As they put the noose around his neck, it didn’t even feel like this was real, like this was actually happening, all he felt was numbness. He wanted it to be over as quick as possible, a part of him wished they just did it right now, instead of waiting the few minutes for him to process what was happening to him.
It felt like this was deserving, it was how he was meant to die years ago, and now it caught up to him, as it always does. Death caught up to him, and it was going to win. A punishment, one he wouldn’t be able to escape. He wouldn’t be able to say the things he wanted to say to Arthur, Abigail, or even Dutch — tell him about all the shit he has put him through. He knew none of them cared enough to rescue him, he didn’t want to believe it, but he had to. This life meant nothing anymore.
They looked at him for a moment, making sure everything was right and there wasn't a way John could get out of it or possibly survive. Then he was met with one of the officials' gaze.
“Nothing you’d like t’say?” He heard the guard speak, and as he did, his own breathing became quick — different from the calmer pattern that was normal to him a minute ago. His heart sped up, and it came to him, he was really about to die. He imagined what would be waiting for him, pure nothingness or some hell. Whatever it was, he would soon find out. He thought for a minute if he wanted to say anything.
John shook his head. There wasn’t anything to say anymore, and not much he could say, he wasn’t about to beg for mercy upon his life. It was for the better, there was a reason nobody came. He didn’t blame them for not doing so. John being hung was for the better, with all the trouble he caused. That was just the way things should be.
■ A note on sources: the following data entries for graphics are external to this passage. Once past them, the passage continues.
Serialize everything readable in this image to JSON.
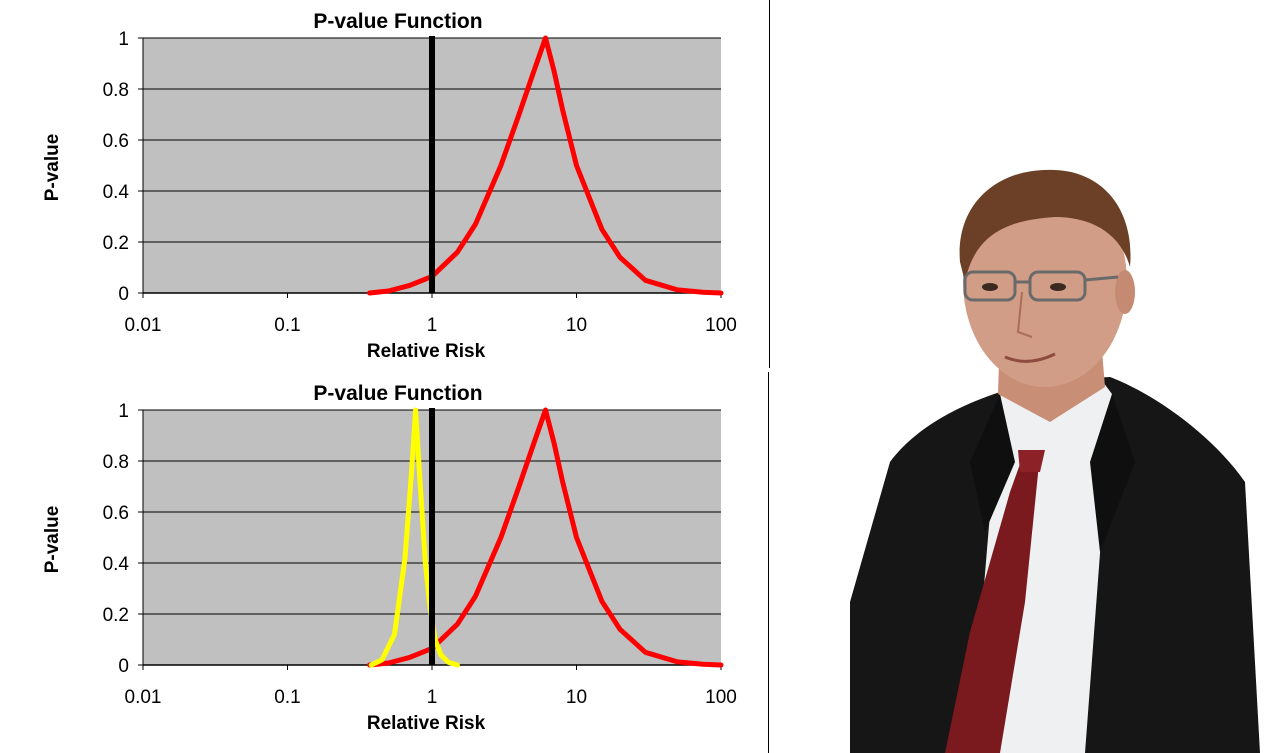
{
  "chart_data": [
    {
      "type": "line",
      "title": "P-value Function",
      "xlabel": "Relative Risk",
      "ylabel": "P-value",
      "xscale": "log",
      "xlim": [
        0.01,
        100
      ],
      "ylim": [
        0,
        1
      ],
      "x_ticks": [
        "0.01",
        "0.1",
        "1",
        "10",
        "100"
      ],
      "y_ticks": [
        "0",
        "0.2",
        "0.4",
        "0.6",
        "0.8",
        "1"
      ],
      "grid": "horizontal",
      "reference_line": {
        "x": 1,
        "color": "#000000"
      },
      "series": [
        {
          "color": "#ff0000",
          "points": [
            [
              0.37,
              0.0
            ],
            [
              0.5,
              0.008
            ],
            [
              0.7,
              0.03
            ],
            [
              1.0,
              0.065
            ],
            [
              1.5,
              0.16
            ],
            [
              2.0,
              0.27
            ],
            [
              3.0,
              0.5
            ],
            [
              4.0,
              0.7
            ],
            [
              5.0,
              0.86
            ],
            [
              6.1,
              1.0
            ],
            [
              7.0,
              0.87
            ],
            [
              8.0,
              0.72
            ],
            [
              10.0,
              0.5
            ],
            [
              15.0,
              0.25
            ],
            [
              20.0,
              0.14
            ],
            [
              30.0,
              0.05
            ],
            [
              50.0,
              0.012
            ],
            [
              75.0,
              0.003
            ],
            [
              100.0,
              0.0
            ]
          ]
        }
      ]
    },
    {
      "type": "line",
      "title": "P-value Function",
      "xlabel": "Relative Risk",
      "ylabel": "P-value",
      "xscale": "log",
      "xlim": [
        0.01,
        100
      ],
      "ylim": [
        0,
        1
      ],
      "x_ticks": [
        "0.01",
        "0.1",
        "1",
        "10",
        "100"
      ],
      "y_ticks": [
        "0",
        "0.2",
        "0.4",
        "0.6",
        "0.8",
        "1"
      ],
      "grid": "horizontal",
      "reference_line": {
        "x": 1,
        "color": "#000000"
      },
      "series": [
        {
          "color": "#ff0000",
          "points": [
            [
              0.37,
              0.0
            ],
            [
              0.5,
              0.008
            ],
            [
              0.7,
              0.03
            ],
            [
              1.0,
              0.065
            ],
            [
              1.5,
              0.16
            ],
            [
              2.0,
              0.27
            ],
            [
              3.0,
              0.5
            ],
            [
              4.0,
              0.7
            ],
            [
              5.0,
              0.86
            ],
            [
              6.1,
              1.0
            ],
            [
              7.0,
              0.87
            ],
            [
              8.0,
              0.72
            ],
            [
              10.0,
              0.5
            ],
            [
              15.0,
              0.25
            ],
            [
              20.0,
              0.14
            ],
            [
              30.0,
              0.05
            ],
            [
              50.0,
              0.012
            ],
            [
              75.0,
              0.003
            ],
            [
              100.0,
              0.0
            ]
          ]
        },
        {
          "color": "#ffff00",
          "points": [
            [
              0.38,
              0.0
            ],
            [
              0.45,
              0.02
            ],
            [
              0.55,
              0.12
            ],
            [
              0.65,
              0.42
            ],
            [
              0.72,
              0.75
            ],
            [
              0.77,
              1.0
            ],
            [
              0.82,
              0.75
            ],
            [
              0.9,
              0.4
            ],
            [
              0.97,
              0.22
            ],
            [
              1.05,
              0.1
            ],
            [
              1.15,
              0.04
            ],
            [
              1.3,
              0.01
            ],
            [
              1.5,
              0.0
            ]
          ]
        }
      ]
    }
  ]
}
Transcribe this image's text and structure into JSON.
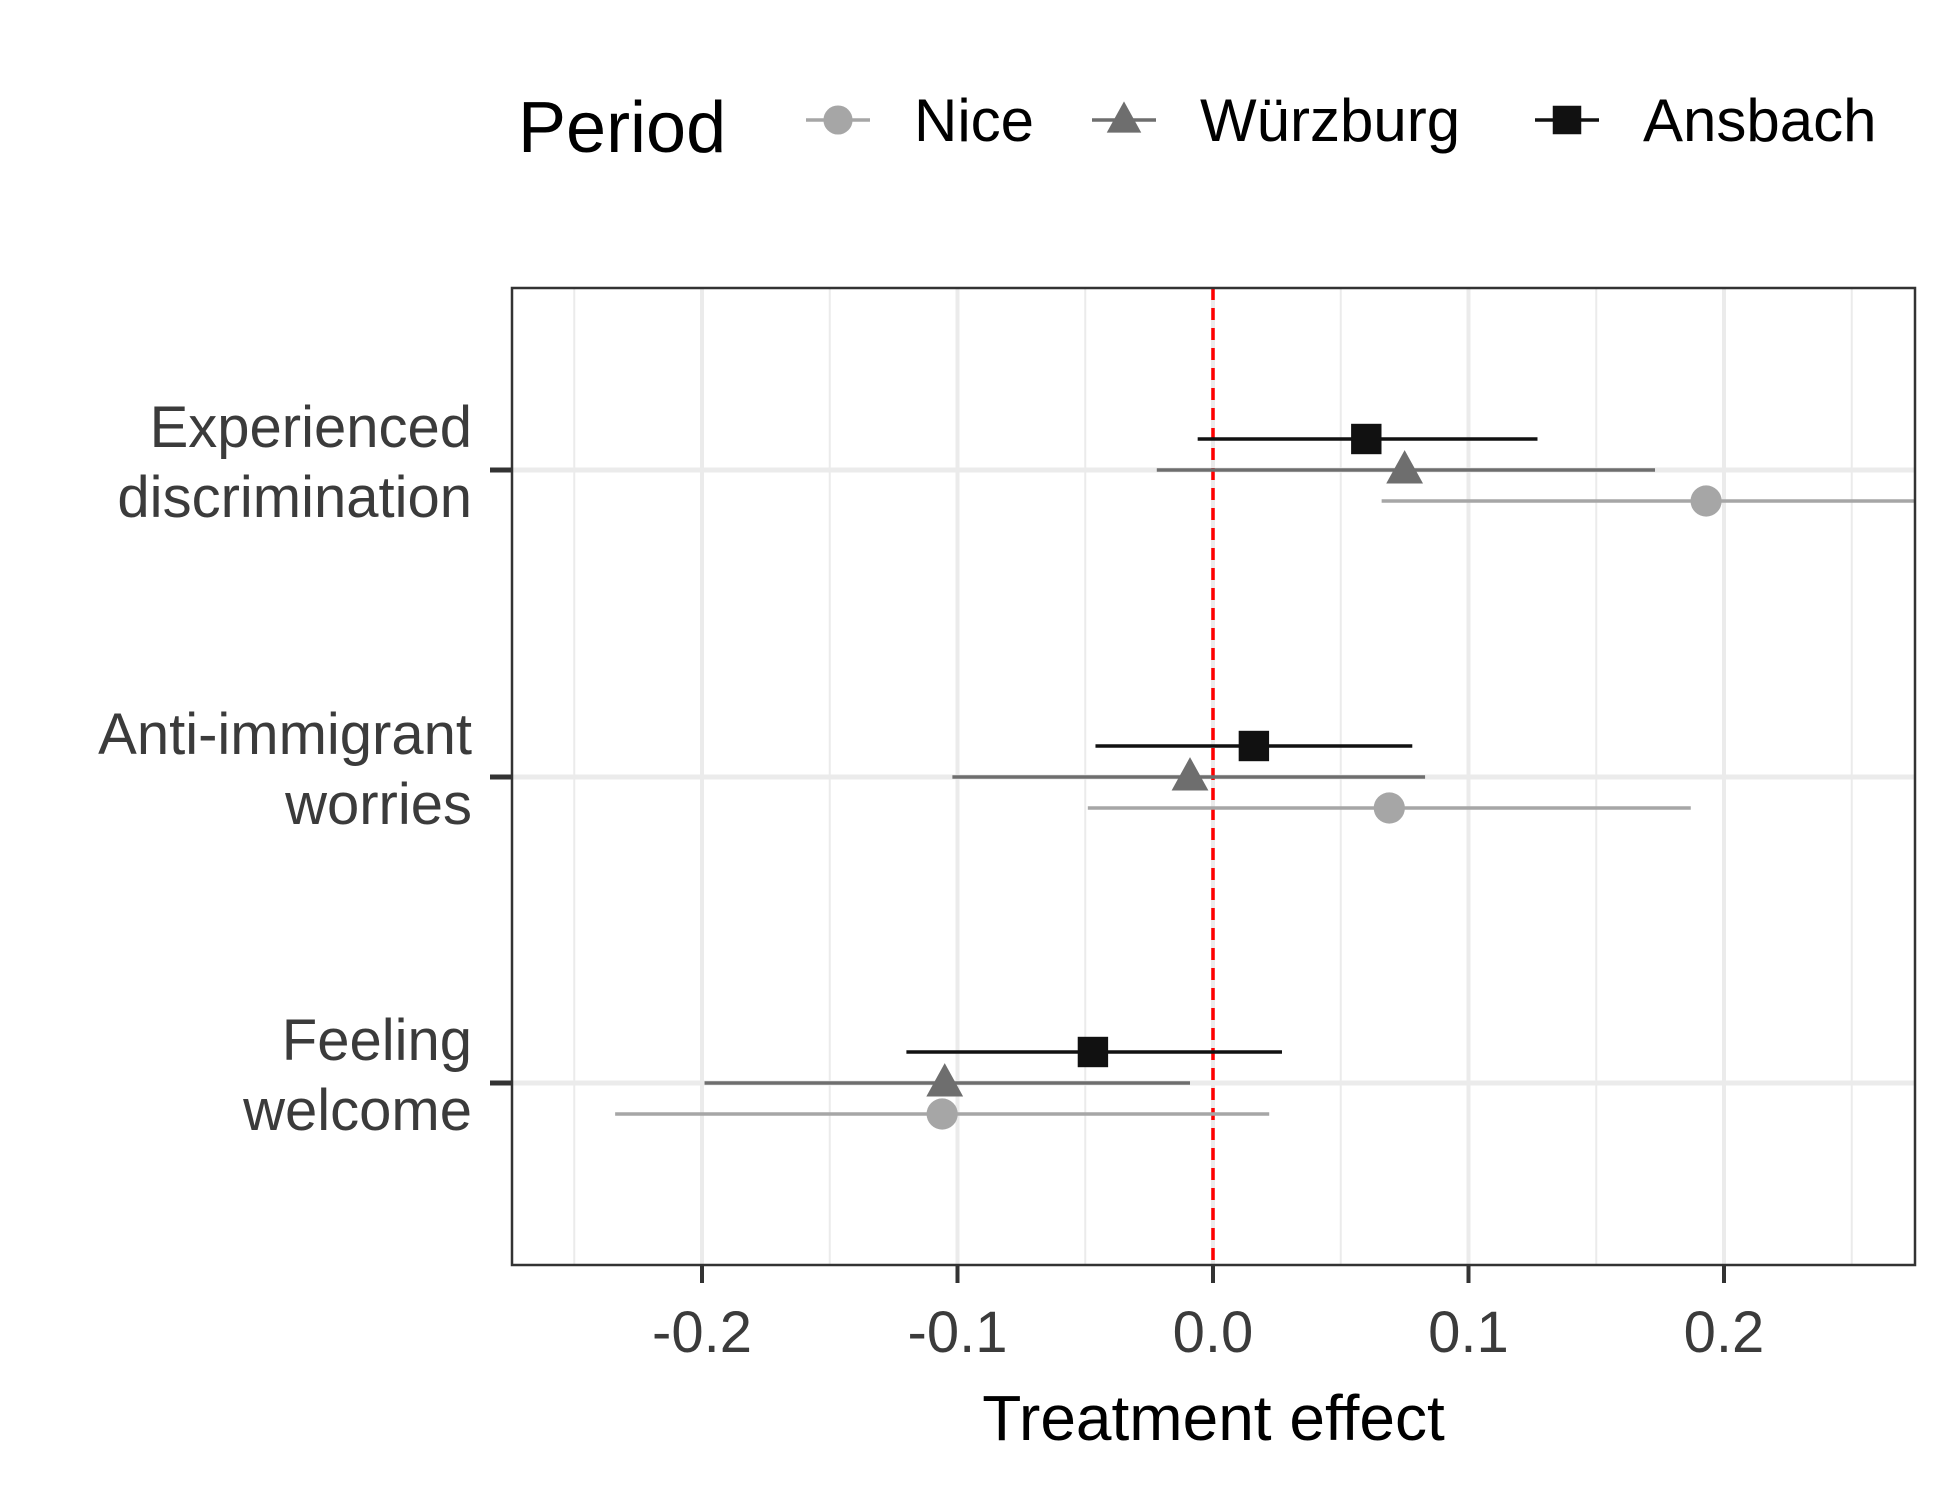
{
  "chart_data": {
    "type": "dot-whisker",
    "xlabel": "Treatment effect",
    "ylabel": "",
    "xlim": [
      -0.275,
      0.275
    ],
    "xticks": [
      -0.2,
      -0.1,
      0.0,
      0.1,
      0.2
    ],
    "xtick_labels": [
      "-0.2",
      "-0.1",
      "0.0",
      "0.1",
      "0.2"
    ],
    "reference_line": {
      "x": 0,
      "color": "#ff0000",
      "style": "dashed"
    },
    "grid": true,
    "legend": {
      "title": "Period",
      "placement": "top",
      "entries": [
        "Nice",
        "Würzburg",
        "Ansbach"
      ]
    },
    "categories": [
      {
        "lines": [
          "Experienced",
          "discrimination"
        ]
      },
      {
        "lines": [
          "Anti-immigrant",
          "worries"
        ]
      },
      {
        "lines": [
          "Feeling",
          "welcome"
        ]
      }
    ],
    "series": [
      {
        "name": "Nice",
        "marker": "circle",
        "color": "#a6a6a6",
        "points": [
          {
            "estimate": 0.193,
            "lower": 0.066,
            "upper": 0.32
          },
          {
            "estimate": 0.069,
            "lower": -0.049,
            "upper": 0.187
          },
          {
            "estimate": -0.106,
            "lower": -0.234,
            "upper": 0.022
          }
        ]
      },
      {
        "name": "Würzburg",
        "marker": "triangle",
        "color": "#6e6e6e",
        "points": [
          {
            "estimate": 0.075,
            "lower": -0.022,
            "upper": 0.173
          },
          {
            "estimate": -0.009,
            "lower": -0.102,
            "upper": 0.083
          },
          {
            "estimate": -0.105,
            "lower": -0.199,
            "upper": -0.009
          }
        ]
      },
      {
        "name": "Ansbach",
        "marker": "square",
        "color": "#111111",
        "points": [
          {
            "estimate": 0.06,
            "lower": -0.006,
            "upper": 0.127
          },
          {
            "estimate": 0.016,
            "lower": -0.046,
            "upper": 0.078
          },
          {
            "estimate": -0.047,
            "lower": -0.12,
            "upper": 0.027
          }
        ]
      }
    ]
  }
}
Eyes were taken off him, and he took his final breaths and waited for the moment they would pull the lever.
He felt deep regret for not changing something sooner when he could. He wondered if Arthur even cared to look for him, or if he didn’t at all. He probably didn’t. As seen, he was already sick of John’s shit with having to save him multiple times before, this was his lesson. Arthur saved him too much. Now, Arthur didn’t care. If he did, he would have come. But he didn’t.
He lost his balance, feeling the rope dig into his neck and it became more difficult to breathe. It was an instantaneous flicker of pain which felt like more than just a second, until nothing but a flicker of light, then pitch black hit him. This was the end of his life — his pathetic cowardly life that meant nothing to anyone other than him.